Баржа огромная. Она нависла черным мазутным бортом почти над самым берегом, крепко засев в морское дно. Остов у нее металлический, обшита она крепким брусом. Часть бруса с баржи уже сняли, местами отодраны и доски палубы. Небольшая надстройка искорежена, чувствуется, что ее пробовали разломать, но только разворошили и отступились. Надстройка металлическая, клепаная. Просто кувалдой да зубилами ее не возьмешь.

– Я так думаю, что баржа еще могла бы служить и служить, – говорит Леня. – Размыть песок под килем, завести буксир, можно было бы ее снять с мели. Жаль курочить, крепкое создание.

– Да, но ты глянь, какой брус, – не соглашается с ним Миша Голубев. – Такой брус на любой стройке сгодится.

Брус крепкий. Он пропитан специальным составом, из него не только дом – мост можно сооружать на самой гнилой речке, и сносу тому мосту не будет.

Мы начинаем прыгать с баржи в море, начинается купание, потом мы устраиваемся. На следующий день работаем.

– Эхма! – кричит Леня. – Ломать не делать, душа не болит!

Дело спорится, растет штабель. Брусья мы складываем на берегу, рядом с баржой, возле следов какого-то огромного кострища. Интересно, что здесь горело?

Ясность внес старшина – командир катера базы. Он пришел к нам неделей позже с продуктами и почтой. В этом кострище, оказывается, сгорел и брус, и доски, которые были сняты еще до нас. На все наши недоуменные вопросы старшина ответил, что дело это темное, начальству – ему виднее, из-за этой баржи уже было шуму, потому что была какая-то афера с колхозами, баржу загнали не по назначению, какой-то левый рейс, но помешал шторм, который и выбросил ее на мель. «Она уже списана, – сказал старшина, – теперь ее решили доконать, чтобы и глаза не мозолила». Мол, срочное задание Никитенко дал. Это тот майор из экипажа. Мол, велено ему привести баржу в соответствующий актам вид на случай проверок, комиссий и прочего…

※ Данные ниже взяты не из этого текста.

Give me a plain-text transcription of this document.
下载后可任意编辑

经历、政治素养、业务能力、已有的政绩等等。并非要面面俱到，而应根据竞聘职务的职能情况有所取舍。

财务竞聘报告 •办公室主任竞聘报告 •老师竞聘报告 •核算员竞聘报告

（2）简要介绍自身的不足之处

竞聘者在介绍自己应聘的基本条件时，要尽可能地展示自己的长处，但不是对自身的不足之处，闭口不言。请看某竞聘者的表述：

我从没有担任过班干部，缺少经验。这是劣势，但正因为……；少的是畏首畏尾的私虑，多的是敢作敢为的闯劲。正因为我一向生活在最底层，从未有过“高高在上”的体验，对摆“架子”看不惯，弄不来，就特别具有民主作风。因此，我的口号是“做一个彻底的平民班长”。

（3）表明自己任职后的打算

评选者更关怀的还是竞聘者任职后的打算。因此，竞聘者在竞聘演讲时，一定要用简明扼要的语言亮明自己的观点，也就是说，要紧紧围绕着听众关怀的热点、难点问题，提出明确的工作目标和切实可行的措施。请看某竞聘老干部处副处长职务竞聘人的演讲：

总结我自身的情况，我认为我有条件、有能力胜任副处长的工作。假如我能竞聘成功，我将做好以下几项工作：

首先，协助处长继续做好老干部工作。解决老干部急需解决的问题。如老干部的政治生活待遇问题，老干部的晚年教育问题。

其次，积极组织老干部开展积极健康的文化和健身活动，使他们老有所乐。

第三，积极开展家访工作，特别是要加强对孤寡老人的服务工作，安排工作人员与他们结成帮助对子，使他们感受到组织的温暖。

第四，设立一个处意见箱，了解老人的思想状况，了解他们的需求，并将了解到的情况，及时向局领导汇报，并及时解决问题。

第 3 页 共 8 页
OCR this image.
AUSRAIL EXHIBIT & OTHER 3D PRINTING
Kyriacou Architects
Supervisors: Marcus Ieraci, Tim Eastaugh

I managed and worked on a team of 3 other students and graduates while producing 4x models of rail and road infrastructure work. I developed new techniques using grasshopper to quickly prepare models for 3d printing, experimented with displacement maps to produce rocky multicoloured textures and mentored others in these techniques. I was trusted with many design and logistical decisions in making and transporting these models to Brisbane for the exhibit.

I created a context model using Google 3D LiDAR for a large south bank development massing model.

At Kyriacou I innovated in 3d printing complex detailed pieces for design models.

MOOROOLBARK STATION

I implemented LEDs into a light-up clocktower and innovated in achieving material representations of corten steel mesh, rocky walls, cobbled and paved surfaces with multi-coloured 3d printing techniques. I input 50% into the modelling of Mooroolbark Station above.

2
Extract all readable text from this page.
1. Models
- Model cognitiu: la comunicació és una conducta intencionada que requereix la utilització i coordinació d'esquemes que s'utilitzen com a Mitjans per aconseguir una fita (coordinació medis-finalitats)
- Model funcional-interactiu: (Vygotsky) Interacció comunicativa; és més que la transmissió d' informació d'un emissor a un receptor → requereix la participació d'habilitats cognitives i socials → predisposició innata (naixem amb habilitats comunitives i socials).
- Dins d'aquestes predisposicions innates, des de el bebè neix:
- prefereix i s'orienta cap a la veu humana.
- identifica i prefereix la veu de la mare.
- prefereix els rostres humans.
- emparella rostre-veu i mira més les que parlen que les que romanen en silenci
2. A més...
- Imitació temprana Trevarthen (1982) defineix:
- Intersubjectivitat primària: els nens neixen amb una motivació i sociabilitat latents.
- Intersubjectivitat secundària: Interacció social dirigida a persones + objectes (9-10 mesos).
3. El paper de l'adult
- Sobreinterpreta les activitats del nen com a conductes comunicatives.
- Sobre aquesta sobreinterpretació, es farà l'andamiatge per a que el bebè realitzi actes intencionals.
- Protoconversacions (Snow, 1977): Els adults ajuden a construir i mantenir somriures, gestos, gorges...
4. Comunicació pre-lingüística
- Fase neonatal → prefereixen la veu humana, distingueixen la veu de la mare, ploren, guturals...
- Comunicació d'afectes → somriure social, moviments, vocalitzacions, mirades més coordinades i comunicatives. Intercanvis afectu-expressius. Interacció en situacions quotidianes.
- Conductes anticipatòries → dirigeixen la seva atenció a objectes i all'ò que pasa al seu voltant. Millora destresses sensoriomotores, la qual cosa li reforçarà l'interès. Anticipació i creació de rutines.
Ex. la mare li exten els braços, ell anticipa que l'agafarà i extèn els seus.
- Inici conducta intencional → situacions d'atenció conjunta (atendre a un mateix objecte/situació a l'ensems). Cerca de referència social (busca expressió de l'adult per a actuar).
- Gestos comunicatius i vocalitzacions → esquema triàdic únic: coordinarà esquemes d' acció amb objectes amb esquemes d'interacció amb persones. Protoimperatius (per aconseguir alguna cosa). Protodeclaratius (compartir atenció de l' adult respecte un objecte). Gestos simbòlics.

Подробностей старшина не знал, но его слов оказалось достаточно, чтобы мы взглянули на дело рук своих иными глазами. Я уже не раз был свидетелем, когда поговорка: «Ломать не делать, душа не болит» – вносила в работу какую-то лихость, что ли, какое-то удалое настроение. Разбирали мы кирпичные завалы разбитых в войну зданий в Ленинграде, под Ленинградом, даже в Царском Селе работали. Немцы там все, что можно было взорвать, взорвали. Так что «ломали», чего там говорить. Но «ломали» с пользой для дела. Разбирали, чтобы восстановить, отстроить заново. Отсюда и лихость, и удаль. Теперь же мы узнали, что работаем на костер. Каждый из нас стал прикидывать, на что могли сгодиться останки баржи, куда бы мы их приспособили. У каждого находилось множество вариантов. Потому что каждый из нас видел руины на месте бывших городов и деревень, каждого опалила война. Из всей группы только Костя Судаков сказал: «Ну и что… Керчь тоже в развалинах, а мы в каменоломне камни с места на место перетаскивали». – «Сам же рассказывал, – возмутился Миша Головин, – чем это кончилось – комбата за такие дела турнули». – «А, – отмахнулся Судаков, – лично мне все равно». Остальные ребята не могли себе представить костра из делового крепкого бруса, из отбеленных морем и солнцем палубных досок. Надо было что-то предпринять.

Что?

Один был ответчик на наши вопросы – Леня Кедубец. Он за старшего. Ждали, что он скажет. Леня молчал. Леня думал. Вскоре он решился.